ANAYASAYA AYKIRIDIR!
Birkaç yıl önce ihracat işlemlerini hızlandırmak amacıyla Ticaret Bakanlığı’nca ihdas edilen Yetkilendirilmiş Yükümlü Statüsü’ne (YYS) sahip sınırlı sayıdaki taşımacıların TIR’ları ise; sınır kapılarından öncelikli ve beklemeksizin (yada çok daha az süre bekleyerek) geçmektedir. Bu durum Anayasa’nın eşitlik ilkesine aykırı olmakla birlikte taşımacılar ve onların yükünü taşıdığı ihracatçılar arasında haksız rekabete sebep olmaktadır. YYS kapsamında olsun yada olmasın Türk ihraç ürünü taşıyan tüm Türk TIR’ları ve taşıdıkları emtialar kanun önünde eşit değerdedir ve eşit haklara sahip olması gerekir. Hiç bir aracın taşıdığı ihracat yükü bir diğerinden daha değerli yada daha öncelikli değildir. Hepsi Türk insanının alın teri ve göz nurudur. Kaldı ki, YYS belgesi sahipleri zaten çıkış gümrüklerinde bu statüye sahip olmayan taşımacı ve ihracatçılara göre avantaj sağlamaktadırlar. Zira normal taşımacılar, ihracat gümrüklerini tamamlamak için İç Gümrüklere de girip zaman kaybederken YYS statüsündeki firmaların araçları kendi işyerlerinde ve İç Gümrüklere uğramadan ihracat gümrük işlemlerini yapabilmektedir. Çoğunlukla geniş kapasite ve imkânlara sahip YYS sahiplerine tanınan bu avantaja ilaveten sınır kapılarında da geçiş üstünlüğü avantajı sağlamak büyük bir haksızlıktır. Bu belgeyi alamayan küçük ve orta ölçekli taşımacılara karşı haksız rekabete sebep olmaktadır. Daha büyük mağduriyetlere, eşitsizlik ve sosyal yaralara sebep olunmadan bu haksızlığın acilen giderilmesi gerekir.

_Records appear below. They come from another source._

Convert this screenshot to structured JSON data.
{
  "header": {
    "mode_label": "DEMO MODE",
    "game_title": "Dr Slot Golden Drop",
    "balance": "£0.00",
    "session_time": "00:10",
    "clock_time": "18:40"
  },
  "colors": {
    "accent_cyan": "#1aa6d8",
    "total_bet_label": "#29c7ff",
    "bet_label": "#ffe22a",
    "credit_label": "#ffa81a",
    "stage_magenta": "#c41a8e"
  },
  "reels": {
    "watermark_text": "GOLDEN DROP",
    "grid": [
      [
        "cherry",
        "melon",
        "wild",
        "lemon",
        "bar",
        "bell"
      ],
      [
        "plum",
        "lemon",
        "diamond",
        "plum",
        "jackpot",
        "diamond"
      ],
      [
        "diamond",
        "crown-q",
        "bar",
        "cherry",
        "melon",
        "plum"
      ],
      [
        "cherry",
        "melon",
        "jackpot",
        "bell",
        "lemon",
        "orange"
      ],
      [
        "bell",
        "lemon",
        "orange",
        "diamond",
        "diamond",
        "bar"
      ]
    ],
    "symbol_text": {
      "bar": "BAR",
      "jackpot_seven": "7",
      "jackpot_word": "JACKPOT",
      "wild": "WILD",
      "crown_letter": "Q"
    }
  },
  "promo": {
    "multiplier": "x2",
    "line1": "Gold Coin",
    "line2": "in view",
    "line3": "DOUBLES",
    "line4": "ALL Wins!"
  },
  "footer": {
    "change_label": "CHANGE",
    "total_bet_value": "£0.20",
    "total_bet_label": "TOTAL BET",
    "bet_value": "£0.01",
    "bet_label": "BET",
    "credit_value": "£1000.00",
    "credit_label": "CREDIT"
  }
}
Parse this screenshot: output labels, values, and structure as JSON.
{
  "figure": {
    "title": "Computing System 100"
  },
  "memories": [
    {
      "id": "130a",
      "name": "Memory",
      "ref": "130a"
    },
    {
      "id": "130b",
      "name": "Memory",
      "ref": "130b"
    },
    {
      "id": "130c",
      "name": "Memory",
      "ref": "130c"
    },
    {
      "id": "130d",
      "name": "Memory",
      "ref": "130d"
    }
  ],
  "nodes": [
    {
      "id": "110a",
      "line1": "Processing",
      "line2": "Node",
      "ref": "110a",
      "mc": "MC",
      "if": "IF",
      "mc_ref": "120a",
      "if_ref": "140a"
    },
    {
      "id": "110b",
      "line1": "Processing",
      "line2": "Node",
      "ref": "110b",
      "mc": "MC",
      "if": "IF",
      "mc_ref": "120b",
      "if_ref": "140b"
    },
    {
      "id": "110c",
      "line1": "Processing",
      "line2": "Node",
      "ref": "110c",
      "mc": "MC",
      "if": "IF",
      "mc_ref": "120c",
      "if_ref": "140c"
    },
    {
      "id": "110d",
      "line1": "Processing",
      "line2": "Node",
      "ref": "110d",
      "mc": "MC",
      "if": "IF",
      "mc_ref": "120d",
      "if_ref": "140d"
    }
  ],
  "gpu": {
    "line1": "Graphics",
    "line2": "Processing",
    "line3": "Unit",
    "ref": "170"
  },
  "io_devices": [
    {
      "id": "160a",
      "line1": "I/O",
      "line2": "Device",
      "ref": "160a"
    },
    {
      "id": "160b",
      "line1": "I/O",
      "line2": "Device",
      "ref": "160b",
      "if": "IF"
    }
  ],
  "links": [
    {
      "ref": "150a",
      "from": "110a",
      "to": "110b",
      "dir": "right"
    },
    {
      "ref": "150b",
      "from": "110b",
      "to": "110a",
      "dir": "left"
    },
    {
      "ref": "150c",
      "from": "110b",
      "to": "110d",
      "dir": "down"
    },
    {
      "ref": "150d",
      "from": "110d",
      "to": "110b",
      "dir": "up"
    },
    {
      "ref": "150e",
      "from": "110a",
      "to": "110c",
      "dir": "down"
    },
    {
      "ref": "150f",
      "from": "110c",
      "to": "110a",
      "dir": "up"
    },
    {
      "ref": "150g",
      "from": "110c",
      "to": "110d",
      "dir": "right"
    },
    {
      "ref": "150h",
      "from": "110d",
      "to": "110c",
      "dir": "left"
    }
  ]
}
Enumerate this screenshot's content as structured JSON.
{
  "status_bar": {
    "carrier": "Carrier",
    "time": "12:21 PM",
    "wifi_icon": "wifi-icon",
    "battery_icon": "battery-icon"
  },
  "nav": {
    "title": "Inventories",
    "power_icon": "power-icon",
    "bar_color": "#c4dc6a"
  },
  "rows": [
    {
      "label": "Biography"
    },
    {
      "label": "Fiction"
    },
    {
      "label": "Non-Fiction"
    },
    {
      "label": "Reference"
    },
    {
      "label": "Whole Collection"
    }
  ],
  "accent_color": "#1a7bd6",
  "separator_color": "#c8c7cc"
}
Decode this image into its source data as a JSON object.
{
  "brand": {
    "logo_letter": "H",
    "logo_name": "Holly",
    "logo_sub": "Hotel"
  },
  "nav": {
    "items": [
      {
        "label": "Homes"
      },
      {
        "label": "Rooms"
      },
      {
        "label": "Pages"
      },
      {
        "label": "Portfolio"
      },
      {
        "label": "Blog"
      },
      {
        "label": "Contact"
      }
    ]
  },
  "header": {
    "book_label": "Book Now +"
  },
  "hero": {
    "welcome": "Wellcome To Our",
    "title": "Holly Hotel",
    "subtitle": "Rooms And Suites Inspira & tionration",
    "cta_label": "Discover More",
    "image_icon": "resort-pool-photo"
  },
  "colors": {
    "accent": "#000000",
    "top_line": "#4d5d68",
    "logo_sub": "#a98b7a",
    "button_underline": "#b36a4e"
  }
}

TEMSİLCİLERİN İLGİSİZLİĞİ!
Bu kadar uzun beklemeler ve haksız geçiş öncelikleri yaşanırken başta HİB olmak üzere, TOBB Lojistik Meclisi, UND, UTİKAD gibi sektör kuruluşlarından ve bugünlerde yeniden seçilebilmek için oy toplamaya çalışan Ticaret Odaları Lojistik Sektör Komiteleri ile Meclis Üyelerinden ses çıkmaması ise düşündürücüdür.
ÇÖZÜMÜ MÜMKÜN
Gerekli personel takviyesi, performansa dayalı ücretlendirme ve değerlendirme, akılcı ve sürdürülebilir organizasyon, etkin çalışma, koordinasyon ve denetimle kapıların günlük geçiş kapasitesi pekâlâ artırılabilir. Ama bunun için öncelikle ve acilen başta Ticaret Bakanlığı olmak üzere, TİM, TOBB, UND ve UTİKAD gibi sektör kuruluşlarının bir araya gelerek samimi ve akıllı çözüm konusunda etkin tedbirler alması şarttır. Unutulmamalı ki; gecikilen her saat ihracatımıza ve taşımamıza vurulmuş bir darbe olmasının yanı sıra, kaynağı kıt olan sürücülerimizin meslekten soğuyarak uzaklaşmalarına da sebep olmaktadır.
Öğr. Grv. Ali Çiçekli
ALC Lojistik Yön. Kur. Bşk.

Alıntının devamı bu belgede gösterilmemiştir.